Untuk dapat melaksanakan tarekat dengan baik, seorang murid hendaknya mengikuti jejak dan melaksanakan perintah dan anjuran yang diberikan mursyidnya. Ia tidak boleh mencari-cari keringanan dalam melaksanakan amaliah yang sudah ditetapkan dan dengan segala kekuatannya ia harus mengekang hawa nafsunya untuk menghindari dosa dan noda yang dapat merusak amal.
Ia juga harus memperbanyak wirid, zikir, dan doa, serta memanfaatkan waktu seefisien mungkin. Untuk tidak melanggar hukum agama, murid harus belajar ilmu pengetahuan yang berkaitan dengan syariat.
Biasanya, untuk melaksanakan aktivitas tarekat secara baik, pengikut tarekat dimasukkan ke sebuah tempat khusus yang dinamakan ribat (tempat belajar), zawiat (tempat ibadah kaum sufi) atau khanqah.
Di tempat inilah amaliah tarekat dilaksanakan, baik berupa zikir (ingatan yang terus tertuju kepada Allah SWT dengan lidah terus menyebut nama-Nya), ratib (mengucap kalimat La ilaha illa Allah = tiada Tuhan selain Allah), pembacaan wirid atau syair tertentu yang diiringi dengan bunyi-bunyian seperti rebana dan melakukan gerakan menari mengiringi wirid yang dibaca, maupun berupa pengaturan napas yang berisi zikir tertentu.

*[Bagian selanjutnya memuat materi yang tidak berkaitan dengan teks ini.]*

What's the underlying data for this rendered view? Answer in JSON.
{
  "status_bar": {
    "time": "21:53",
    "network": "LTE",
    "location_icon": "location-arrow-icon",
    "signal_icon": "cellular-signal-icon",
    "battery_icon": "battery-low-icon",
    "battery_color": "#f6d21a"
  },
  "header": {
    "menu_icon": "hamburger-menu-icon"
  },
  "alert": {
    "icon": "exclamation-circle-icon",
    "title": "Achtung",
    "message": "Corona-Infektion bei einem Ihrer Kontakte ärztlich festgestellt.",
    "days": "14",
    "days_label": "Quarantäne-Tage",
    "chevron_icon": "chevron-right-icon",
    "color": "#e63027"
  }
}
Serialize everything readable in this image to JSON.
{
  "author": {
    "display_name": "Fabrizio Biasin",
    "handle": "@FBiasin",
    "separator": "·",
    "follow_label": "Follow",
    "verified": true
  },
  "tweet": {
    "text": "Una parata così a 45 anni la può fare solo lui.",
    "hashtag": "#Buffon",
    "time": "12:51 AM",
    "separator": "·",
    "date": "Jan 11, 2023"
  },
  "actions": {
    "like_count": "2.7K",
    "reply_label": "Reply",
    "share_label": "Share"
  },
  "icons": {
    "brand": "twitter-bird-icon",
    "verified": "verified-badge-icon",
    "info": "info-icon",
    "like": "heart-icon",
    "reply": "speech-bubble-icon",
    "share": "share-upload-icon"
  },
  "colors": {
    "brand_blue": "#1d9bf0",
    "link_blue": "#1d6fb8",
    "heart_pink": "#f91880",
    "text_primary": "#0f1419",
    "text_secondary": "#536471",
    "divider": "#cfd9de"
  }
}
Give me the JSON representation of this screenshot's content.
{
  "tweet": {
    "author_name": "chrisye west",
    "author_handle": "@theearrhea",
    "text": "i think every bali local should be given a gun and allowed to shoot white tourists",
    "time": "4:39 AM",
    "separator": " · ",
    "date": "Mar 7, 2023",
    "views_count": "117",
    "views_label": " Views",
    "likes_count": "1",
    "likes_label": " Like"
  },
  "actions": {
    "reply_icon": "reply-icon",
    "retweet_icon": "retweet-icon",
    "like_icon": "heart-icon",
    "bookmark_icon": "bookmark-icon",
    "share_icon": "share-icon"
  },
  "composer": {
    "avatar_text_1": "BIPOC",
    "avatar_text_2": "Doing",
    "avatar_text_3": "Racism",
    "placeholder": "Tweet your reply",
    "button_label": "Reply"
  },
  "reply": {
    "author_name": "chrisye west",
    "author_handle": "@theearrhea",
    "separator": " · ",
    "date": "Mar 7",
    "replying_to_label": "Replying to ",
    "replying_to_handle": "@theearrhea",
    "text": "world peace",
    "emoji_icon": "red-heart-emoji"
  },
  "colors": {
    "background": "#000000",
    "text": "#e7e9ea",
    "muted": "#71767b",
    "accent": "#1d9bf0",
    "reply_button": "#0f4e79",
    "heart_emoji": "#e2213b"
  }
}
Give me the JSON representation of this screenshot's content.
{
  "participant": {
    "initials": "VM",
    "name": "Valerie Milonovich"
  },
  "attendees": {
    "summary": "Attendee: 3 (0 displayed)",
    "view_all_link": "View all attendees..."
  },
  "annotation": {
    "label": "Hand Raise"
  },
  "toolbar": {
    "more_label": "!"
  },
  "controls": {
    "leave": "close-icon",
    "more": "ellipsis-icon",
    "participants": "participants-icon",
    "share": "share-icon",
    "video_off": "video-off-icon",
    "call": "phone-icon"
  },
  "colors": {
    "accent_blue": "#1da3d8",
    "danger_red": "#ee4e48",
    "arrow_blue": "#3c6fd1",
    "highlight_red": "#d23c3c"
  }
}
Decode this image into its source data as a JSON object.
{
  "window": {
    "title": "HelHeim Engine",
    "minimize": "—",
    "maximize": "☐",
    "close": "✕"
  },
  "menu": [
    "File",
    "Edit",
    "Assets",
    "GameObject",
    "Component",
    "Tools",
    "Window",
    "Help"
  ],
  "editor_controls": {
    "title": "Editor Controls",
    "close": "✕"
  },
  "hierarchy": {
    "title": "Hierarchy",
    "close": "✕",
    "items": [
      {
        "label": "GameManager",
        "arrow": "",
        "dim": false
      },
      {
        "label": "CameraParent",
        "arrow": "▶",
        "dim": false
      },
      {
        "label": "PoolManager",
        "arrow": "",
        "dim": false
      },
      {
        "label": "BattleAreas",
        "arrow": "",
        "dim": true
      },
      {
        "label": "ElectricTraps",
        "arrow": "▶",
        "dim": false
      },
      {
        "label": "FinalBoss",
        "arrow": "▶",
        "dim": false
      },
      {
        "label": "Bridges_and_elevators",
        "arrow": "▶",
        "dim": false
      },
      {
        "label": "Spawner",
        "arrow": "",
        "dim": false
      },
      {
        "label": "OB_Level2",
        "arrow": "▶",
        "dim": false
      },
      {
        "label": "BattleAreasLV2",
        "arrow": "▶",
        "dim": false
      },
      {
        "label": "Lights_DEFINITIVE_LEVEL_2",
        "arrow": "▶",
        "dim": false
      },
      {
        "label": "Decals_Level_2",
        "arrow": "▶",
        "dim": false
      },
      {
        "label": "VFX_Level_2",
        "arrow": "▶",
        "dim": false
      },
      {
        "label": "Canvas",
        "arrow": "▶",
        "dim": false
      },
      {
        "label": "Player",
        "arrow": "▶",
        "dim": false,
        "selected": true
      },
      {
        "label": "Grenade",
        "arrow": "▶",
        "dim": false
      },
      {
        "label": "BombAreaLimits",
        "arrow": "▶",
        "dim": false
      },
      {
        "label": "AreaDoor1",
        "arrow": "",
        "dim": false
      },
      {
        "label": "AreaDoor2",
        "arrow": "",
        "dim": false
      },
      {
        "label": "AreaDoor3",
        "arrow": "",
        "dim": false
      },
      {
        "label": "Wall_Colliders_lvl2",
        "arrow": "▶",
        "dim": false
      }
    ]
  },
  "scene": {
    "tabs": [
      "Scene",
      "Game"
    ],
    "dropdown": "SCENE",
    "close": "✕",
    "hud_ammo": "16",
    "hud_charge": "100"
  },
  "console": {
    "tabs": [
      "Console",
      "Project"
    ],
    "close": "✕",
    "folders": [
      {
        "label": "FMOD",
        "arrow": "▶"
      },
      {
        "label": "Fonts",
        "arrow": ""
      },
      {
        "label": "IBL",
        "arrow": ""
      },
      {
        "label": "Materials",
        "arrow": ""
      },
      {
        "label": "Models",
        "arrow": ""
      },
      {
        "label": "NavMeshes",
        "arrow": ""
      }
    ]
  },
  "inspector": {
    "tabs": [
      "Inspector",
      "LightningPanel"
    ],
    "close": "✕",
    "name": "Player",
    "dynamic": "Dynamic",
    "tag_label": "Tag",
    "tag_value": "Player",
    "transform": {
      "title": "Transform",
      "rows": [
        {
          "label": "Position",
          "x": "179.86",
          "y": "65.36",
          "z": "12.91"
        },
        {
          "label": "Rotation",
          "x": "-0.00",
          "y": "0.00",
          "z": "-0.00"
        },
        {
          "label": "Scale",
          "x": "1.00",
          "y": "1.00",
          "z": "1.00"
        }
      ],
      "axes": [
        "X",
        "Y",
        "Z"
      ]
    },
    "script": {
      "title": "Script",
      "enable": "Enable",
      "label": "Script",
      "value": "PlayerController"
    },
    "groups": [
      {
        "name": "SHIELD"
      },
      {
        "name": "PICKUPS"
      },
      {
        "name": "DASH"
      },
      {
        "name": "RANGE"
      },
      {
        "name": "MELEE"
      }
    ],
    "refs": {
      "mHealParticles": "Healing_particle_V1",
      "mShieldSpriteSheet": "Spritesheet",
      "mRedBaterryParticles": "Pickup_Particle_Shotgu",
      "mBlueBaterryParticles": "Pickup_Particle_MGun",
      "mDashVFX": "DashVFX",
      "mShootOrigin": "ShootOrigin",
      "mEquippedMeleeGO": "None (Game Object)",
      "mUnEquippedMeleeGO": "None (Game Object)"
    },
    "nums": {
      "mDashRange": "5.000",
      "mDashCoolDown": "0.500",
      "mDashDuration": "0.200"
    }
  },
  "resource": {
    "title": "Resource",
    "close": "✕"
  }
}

Tarekat banyak muncul pada abad ke-6 dan ke-7 Hijriah, ketika tasawuf menempati posisi penting dalam kehidupan umat Islam dan dijadikan sebagai filsafat hidup. Pada periode ini tasawuf memiliki aturan, prinsip, dan sistem khusus; sedangkan sebelumnya, tasawuf dipraktekkan secara individual di sana-sini tanpa adanya ikatan satu sama lain.
Dalam perkembangan selanjutnya, tarekat menjadi semacam organisasi atau perguruan dan kegiatannya pun semakin meluas, tidak terbatas hanya pada zikir dan wirid atau amalan tertentu, tetapi juga pada masalah lain yang bersifat duniawi. Bahkan, ada beberapa kelompok tarekat yang melibatkan diri dalam kegiatan politik, seperti Tarekat Sanusiyah yang menentang penjajahan Italia di Libya, Tarekat Tijaniyah yang menentang penjajahan Perancis di Afrika Utara, dan Tarekat Safawiyah yang melahirkan Kerajaan Safawi di Persia (Iran).
Di dalam dunia Islam, tarekat berkembang pesat, sehingga besar jumlahnya. Yang cukup terkenal di antaranya adalah: Tarekat Kadiriyah yang didirikan Syekh Abdul Qadir al-Jailani (470 H/1077 M–561 H/1166 M); Tarekat Rifaiyah yang dinisbahkan kepada Syekh Ahmad bin Ali Abul Abbas ar-Rifa‘i (w. 578 H/1183 M); Tarekat Suhrawardiyah yang dinisbahkan kepada Abu an-Najib as-Suhrawardi (490 H/1097 M–563 H/1168 M) dan anak saudaranya, Syihabuddin Abu Hafs Umar bin Abdullah as-Suhrawardi (539 H/1145 M–632 H/1235 M); Tarekat Syaziliyah yang dinisbahkan kepada Abu al-Hasan asy-Syazilli (w. 686 H/1287 M); dan Tarekat Naqsyabandiyah yang dinisbahkan kepada Muhammad bin Muhammad Bahauddin al-Uwaisi al-Bukhari Naqsyabandi (717 H/1317 M–791 H/1389 M).
Daftar Pustaka
Atjeh, Abubakar. Pengantar Ilmu Tarekat: Uraian tentang Mistik. Solo: Ramadani, 1988.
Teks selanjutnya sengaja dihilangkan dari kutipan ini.